American biotech company Moderna announced this morning that the first coronavirus vaccine to be tested on people appears to be safe and seems to be able to stimulate an immune response against the virus. In a press release, they said that they received “positive interim clinical data of mRNA-1273.” mRNA-1273 is what they are calling their “vaccine candidate” for the coronavirus.
Their findings are based on results from a study on a group of 45 participants. Each participant received a 25, 100 or 250 microgram dose, with 15 people in each dose group. Participants received two doses of the potential vaccine via intramuscular injection in the upper arm approximately 28 days apart.
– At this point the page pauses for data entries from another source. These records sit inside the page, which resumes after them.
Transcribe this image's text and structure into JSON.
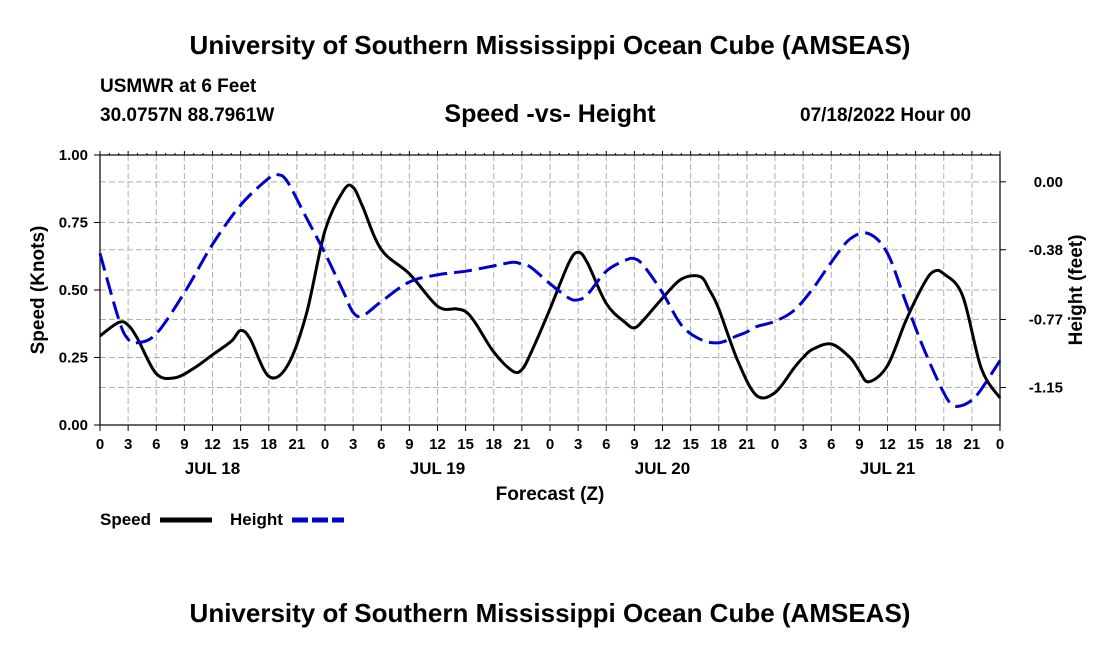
{
  "header": {
    "title_top": "University of Southern Mississippi Ocean Cube (AMSEAS)",
    "station": "USMWR at 6 Feet",
    "coords": "30.0757N  88.7961W",
    "subtitle": "Speed -vs- Height",
    "datetime": "07/18/2022 Hour 00",
    "title_bottom": "University of Southern Mississippi Ocean Cube (AMSEAS)"
  },
  "chart_data": {
    "type": "line",
    "xlabel": "Forecast (Z)",
    "ylabel": "Speed (Knots)",
    "y2label": "Height (feet)",
    "xlim": [
      0,
      96
    ],
    "ylim": [
      0,
      1
    ],
    "y2lim": [
      -1.36,
      0.15
    ],
    "x_ticks": [
      0,
      3,
      6,
      9,
      12,
      15,
      18,
      21,
      24,
      27,
      30,
      33,
      36,
      39,
      42,
      45,
      48,
      51,
      54,
      57,
      60,
      63,
      66,
      69,
      72,
      75,
      78,
      81,
      84,
      87,
      90,
      93,
      96
    ],
    "x_tick_labels": [
      "0",
      "3",
      "6",
      "9",
      "12",
      "15",
      "18",
      "21",
      "0",
      "3",
      "6",
      "9",
      "12",
      "15",
      "18",
      "21",
      "0",
      "3",
      "6",
      "9",
      "12",
      "15",
      "18",
      "21",
      "0",
      "3",
      "6",
      "9",
      "12",
      "15",
      "18",
      "21",
      "0"
    ],
    "y_ticks": [
      0,
      0.25,
      0.5,
      0.75,
      1.0
    ],
    "y_tick_labels": [
      "0.00",
      "0.25",
      "0.50",
      "0.75",
      "1.00"
    ],
    "y2_ticks": [
      0.0,
      -0.38,
      -0.77,
      -1.15
    ],
    "y2_tick_labels": [
      "0.00",
      "-0.38",
      "-0.77",
      "-1.15"
    ],
    "day_labels": [
      {
        "x": 12,
        "label": "JUL 18"
      },
      {
        "x": 36,
        "label": "JUL 19"
      },
      {
        "x": 60,
        "label": "JUL 20"
      },
      {
        "x": 84,
        "label": "JUL 21"
      }
    ],
    "series": [
      {
        "name": "Speed",
        "color": "#000000",
        "axis": "left",
        "x": [
          0,
          2,
          3,
          4,
          6,
          8,
          10,
          12,
          14,
          15,
          16,
          18,
          20,
          22,
          24,
          26,
          27,
          28,
          30,
          33,
          36,
          38,
          39,
          40,
          42,
          44,
          45,
          46,
          48,
          50,
          51,
          52,
          54,
          56,
          57,
          58,
          60,
          62,
          64,
          65,
          66,
          68,
          70,
          72,
          74,
          75,
          76,
          78,
          80,
          81,
          82,
          84,
          86,
          88,
          89,
          90,
          92,
          94,
          96
        ],
        "values": [
          0.33,
          0.38,
          0.37,
          0.32,
          0.19,
          0.175,
          0.21,
          0.26,
          0.31,
          0.35,
          0.32,
          0.18,
          0.22,
          0.41,
          0.72,
          0.87,
          0.88,
          0.81,
          0.65,
          0.56,
          0.44,
          0.43,
          0.42,
          0.38,
          0.27,
          0.2,
          0.205,
          0.27,
          0.43,
          0.6,
          0.64,
          0.6,
          0.45,
          0.38,
          0.36,
          0.39,
          0.47,
          0.54,
          0.55,
          0.5,
          0.43,
          0.24,
          0.11,
          0.12,
          0.21,
          0.25,
          0.28,
          0.3,
          0.25,
          0.2,
          0.16,
          0.22,
          0.39,
          0.53,
          0.57,
          0.56,
          0.48,
          0.21,
          0.1
        ]
      },
      {
        "name": "Height",
        "color": "#0000cc",
        "axis": "right",
        "x": [
          0,
          2,
          3,
          4,
          6,
          9,
          12,
          15,
          18,
          19,
          20,
          22,
          24,
          26,
          27,
          28,
          30,
          33,
          36,
          39,
          42,
          44,
          45,
          46,
          48,
          50,
          51,
          52,
          54,
          56,
          57,
          58,
          60,
          62,
          64,
          66,
          68,
          69,
          70,
          72,
          74,
          76,
          78,
          80,
          82,
          84,
          86,
          88,
          90,
          91,
          92,
          93,
          94,
          96
        ],
        "values": [
          -0.4,
          -0.77,
          -0.88,
          -0.9,
          -0.85,
          -0.62,
          -0.35,
          -0.13,
          0.02,
          0.04,
          0.0,
          -0.2,
          -0.4,
          -0.62,
          -0.73,
          -0.75,
          -0.67,
          -0.56,
          -0.52,
          -0.5,
          -0.47,
          -0.45,
          -0.46,
          -0.48,
          -0.57,
          -0.65,
          -0.66,
          -0.63,
          -0.5,
          -0.44,
          -0.43,
          -0.47,
          -0.62,
          -0.8,
          -0.88,
          -0.9,
          -0.86,
          -0.84,
          -0.81,
          -0.78,
          -0.72,
          -0.6,
          -0.45,
          -0.32,
          -0.29,
          -0.4,
          -0.68,
          -0.95,
          -1.18,
          -1.25,
          -1.25,
          -1.22,
          -1.16,
          -1.0
        ]
      }
    ],
    "legend": [
      {
        "label": "Speed",
        "style": "solid",
        "color": "#000000"
      },
      {
        "label": "Height",
        "style": "dashed",
        "color": "#0000cc"
      }
    ],
    "grid": true,
    "legend_position": "bottom-left"
  }
}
The company said that after 43 days into the study, and two weeks after the second dose was given, volunteers who received a 25 microgram dose had “levels of binding antibodies [that] were at the levels seen” in people who have recovered from COVID-19. Meanwhile, on day 43, volunteers who got a 100 microgram dose level had “levels of binding antibodies [that] significantly exceeded the levels seen in” people who have recovered from COVID-19.
In other words, those who got two 25 microgram doses had the same amount of antibodies as those who had recovered from COVID-19. Those who got two 100 microgram doses had “significantly” more antibodies than someone who recovered.
CNBC explains that “Scientists hope the antibodies provide some degree of protection against getting COVID-19, but they can’t say that definitively yet since it hasn’t been studied and some patients appear to have been reinfected after recovering from the virus.”
The only adverse effect at those doses was redness and soreness in one patient’s arm where the shot was given. The New York Times reports that at the highest dose (250 micrograms), three patients had fever, muscle and headaches, adding that the symptoms went away after a day. The 250 microgram dose is being eliminated from their future studies, not because of the side effects, but because the lower doses appeared to work so well that the high dose is not needed, according to the Times.
Moderna also noted that data is only available for the first four participants in the 25 and 100 microgram groups; there are still participants in each group who they haven’t yet gathered data from.
The Times reports that Moderna said that additional tests in mice that were vaccinated and then infected found that the vaccine could prevent the virus from replicating in their lungs, and that the animals had levels of neutralizing antibodies comparable to those in the people who had received the vaccine. It’s worth mentioning, again, that scientists have not yet proved that antibodies can protect people from getting COVID-19.
Moderna mentioned a “phase two” of testing in their press release, but didn’t say when that would take place. They did say that they hope to start “phase three” in July, so phase two will obviously start soon.
Dr. Tal Zaks, Moderna’s chief medical officer, said that if those trials go well, a vaccine could become available for widespread use by the end of this year or in early 2021, according to The New York Times. Dr. Zaks said that the company will work to make as much of the vaccine as possible. CNBC quoted Dr. Zaks as saying, “When combined with the success in preventing viral replication in the lungs of a pre-clinical challenge model at a dose that elicited similar levels of neutralizing antibodies, these data substantiate our belief that mRNA-1273 has the potential to prevent COVID-19 disease and advance our ability to select a dose for pivotal trials.”
Dozens of other companies in the United States, Europe and China are also working to produce vaccines.
Moderna’s stock was up 30 percent following the announcement, according to CNBC.